In a wholly unrelated matter, from Telegraph India:
Covid cluster detected after two from India attend US wedding
Genome sequencing from six patients, who attended the open-air event in Houston — all vaccinated — suggests the strain may be able to evade immune responses
G.S. Mudur | New Delhi | Published 06.07.21, 02:06 AM
A cluster of four Covid-19 cases detected after two guests from India attended an open-air wedding near Houston, Texas, has underlined the capacity of the Delta coronavirus variant to cause infections in recipients of multiple vaccines.
Genome sequencing of viruses from the six patients — all vaccinated — suggests the Delta variant may be able to evade immune responses in patients who have received the Pfizer or Moderna vaccines or India’s Covaxin, researchers at the Baylor College of Medicine, Houston, said.
Joseph Petrosino, director of molecular virology, and his colleagues probed six Covid-19 cases in April that occurred soon after a wedding gathering in a large, open-air tent with 92 attendees, for which the guests required to be fully vaccinated.
They found that a man, designated patient “0a”, and a woman, designated patient “0b”, both in their 60s, had travelled from India to Houston to attend the wedding, 10 days after receiving their second Covaxin doses.
The woman complained of fatigue on the first night of the wedding.

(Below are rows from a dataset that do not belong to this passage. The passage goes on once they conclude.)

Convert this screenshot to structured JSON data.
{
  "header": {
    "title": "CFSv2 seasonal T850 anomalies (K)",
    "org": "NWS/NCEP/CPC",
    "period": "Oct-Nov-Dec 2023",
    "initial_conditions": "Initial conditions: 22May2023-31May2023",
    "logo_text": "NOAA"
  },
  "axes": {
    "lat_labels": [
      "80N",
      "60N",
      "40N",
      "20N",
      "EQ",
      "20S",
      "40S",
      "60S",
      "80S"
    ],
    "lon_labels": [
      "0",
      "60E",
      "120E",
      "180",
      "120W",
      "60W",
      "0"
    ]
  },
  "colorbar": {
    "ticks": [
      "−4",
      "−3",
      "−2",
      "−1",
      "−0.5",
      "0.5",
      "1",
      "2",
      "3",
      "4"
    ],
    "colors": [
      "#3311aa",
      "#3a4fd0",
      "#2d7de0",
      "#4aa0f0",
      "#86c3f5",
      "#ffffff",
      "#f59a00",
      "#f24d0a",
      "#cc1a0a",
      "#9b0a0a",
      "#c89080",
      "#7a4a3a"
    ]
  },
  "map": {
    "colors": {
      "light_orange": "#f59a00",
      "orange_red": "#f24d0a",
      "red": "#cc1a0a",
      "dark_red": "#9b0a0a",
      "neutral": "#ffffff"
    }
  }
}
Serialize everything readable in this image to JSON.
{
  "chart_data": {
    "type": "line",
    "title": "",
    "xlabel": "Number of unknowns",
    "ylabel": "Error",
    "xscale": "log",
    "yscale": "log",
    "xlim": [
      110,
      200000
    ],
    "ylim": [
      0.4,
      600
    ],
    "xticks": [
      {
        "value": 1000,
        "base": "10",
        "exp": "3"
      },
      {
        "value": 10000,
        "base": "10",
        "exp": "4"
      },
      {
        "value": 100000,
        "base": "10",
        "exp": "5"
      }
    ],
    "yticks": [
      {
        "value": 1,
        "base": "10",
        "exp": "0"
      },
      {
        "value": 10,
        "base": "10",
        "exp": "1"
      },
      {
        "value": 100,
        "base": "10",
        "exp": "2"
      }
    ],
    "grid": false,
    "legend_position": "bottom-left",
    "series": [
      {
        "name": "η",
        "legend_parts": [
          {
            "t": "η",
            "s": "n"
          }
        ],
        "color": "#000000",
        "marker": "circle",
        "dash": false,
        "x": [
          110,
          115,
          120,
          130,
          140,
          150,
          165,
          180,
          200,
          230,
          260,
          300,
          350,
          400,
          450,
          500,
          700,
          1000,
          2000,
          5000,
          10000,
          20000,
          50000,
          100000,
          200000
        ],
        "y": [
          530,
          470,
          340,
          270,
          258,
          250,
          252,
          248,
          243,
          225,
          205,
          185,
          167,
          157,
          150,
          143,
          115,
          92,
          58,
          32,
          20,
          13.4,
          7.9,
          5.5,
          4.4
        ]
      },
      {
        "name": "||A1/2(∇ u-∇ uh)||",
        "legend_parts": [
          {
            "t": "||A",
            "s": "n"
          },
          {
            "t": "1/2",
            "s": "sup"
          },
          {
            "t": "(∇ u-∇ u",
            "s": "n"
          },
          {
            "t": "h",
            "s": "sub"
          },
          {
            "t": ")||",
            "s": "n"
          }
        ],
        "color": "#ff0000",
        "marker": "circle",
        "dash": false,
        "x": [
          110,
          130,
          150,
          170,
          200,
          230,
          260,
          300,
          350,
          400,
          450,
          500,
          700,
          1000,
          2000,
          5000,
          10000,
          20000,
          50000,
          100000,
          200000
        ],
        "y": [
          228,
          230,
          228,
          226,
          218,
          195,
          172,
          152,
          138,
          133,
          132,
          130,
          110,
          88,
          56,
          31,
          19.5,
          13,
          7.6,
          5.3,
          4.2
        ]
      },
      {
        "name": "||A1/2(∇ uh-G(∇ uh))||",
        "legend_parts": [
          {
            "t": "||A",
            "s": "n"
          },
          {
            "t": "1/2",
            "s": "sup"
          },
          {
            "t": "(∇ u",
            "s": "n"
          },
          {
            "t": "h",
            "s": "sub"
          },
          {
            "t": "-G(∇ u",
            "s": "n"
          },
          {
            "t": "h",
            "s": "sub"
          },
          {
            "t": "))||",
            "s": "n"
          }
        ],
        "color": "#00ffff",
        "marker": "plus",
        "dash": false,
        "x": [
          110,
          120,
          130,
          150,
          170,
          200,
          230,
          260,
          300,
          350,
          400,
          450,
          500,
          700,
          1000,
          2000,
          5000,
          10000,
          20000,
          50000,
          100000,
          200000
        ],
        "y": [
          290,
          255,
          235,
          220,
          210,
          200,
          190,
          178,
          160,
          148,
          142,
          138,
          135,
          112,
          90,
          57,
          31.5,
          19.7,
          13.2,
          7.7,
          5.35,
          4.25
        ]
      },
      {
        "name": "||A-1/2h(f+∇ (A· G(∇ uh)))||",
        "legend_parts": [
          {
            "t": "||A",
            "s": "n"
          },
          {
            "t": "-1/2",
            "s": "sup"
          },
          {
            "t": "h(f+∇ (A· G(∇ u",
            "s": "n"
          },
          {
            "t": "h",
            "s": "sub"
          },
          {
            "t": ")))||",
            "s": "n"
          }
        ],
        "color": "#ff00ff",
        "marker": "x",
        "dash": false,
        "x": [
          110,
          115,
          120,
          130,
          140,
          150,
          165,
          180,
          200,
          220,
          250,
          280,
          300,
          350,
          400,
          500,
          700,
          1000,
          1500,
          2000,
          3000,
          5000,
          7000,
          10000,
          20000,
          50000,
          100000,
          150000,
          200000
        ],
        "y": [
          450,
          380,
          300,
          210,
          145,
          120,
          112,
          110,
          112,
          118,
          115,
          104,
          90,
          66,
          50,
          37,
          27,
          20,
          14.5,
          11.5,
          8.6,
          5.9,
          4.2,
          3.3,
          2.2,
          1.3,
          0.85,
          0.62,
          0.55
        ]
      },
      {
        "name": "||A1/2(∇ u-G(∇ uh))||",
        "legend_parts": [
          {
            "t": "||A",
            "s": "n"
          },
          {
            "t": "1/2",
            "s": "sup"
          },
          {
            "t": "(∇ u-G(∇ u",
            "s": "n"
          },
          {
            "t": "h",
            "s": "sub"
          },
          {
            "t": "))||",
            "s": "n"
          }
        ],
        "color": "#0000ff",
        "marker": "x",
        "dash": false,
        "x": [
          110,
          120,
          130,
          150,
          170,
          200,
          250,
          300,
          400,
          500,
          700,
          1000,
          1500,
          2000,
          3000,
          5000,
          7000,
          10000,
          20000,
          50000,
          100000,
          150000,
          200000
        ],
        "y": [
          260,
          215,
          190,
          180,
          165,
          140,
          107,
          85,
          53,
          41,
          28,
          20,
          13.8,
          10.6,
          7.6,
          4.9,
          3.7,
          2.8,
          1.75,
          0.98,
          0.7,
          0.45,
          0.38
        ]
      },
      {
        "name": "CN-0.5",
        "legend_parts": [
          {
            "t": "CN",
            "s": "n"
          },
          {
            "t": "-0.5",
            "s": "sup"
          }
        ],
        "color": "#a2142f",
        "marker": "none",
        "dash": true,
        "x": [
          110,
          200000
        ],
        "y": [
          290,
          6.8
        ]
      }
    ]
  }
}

The man developed a cough two days after the wedding and both developed a fever after three days. Both tested positive for Covid-19 four days after the wedding.
Four other patients with breakthrough infections who tested positive confirmed having close encounters with patients 0a and 0b during the wedding. Two of them had received the Pfizer vaccine, while the other two had received the Moderna vaccine.
“Encounter timings and viral sequence similarities suggest that the strain containing the Delta variant was transmitted to wedding guests from two patients travelling from India,” the BCM researchers said in a research paper not peer-reviewed yet but posted on medRxiv, a pre-print server, on Sunday.
Their study suggests that antibodies elicited in patients who had received the Pfizer and Moderna vaccines and Covaxin may provide decreased immunity to the Delta variant. It is possible that some individuals in the study had failed to produce an effective immune response, the researchers said.
Patient 0a was admitted to a hospital where his symptoms continued to worsen and where he died a month later.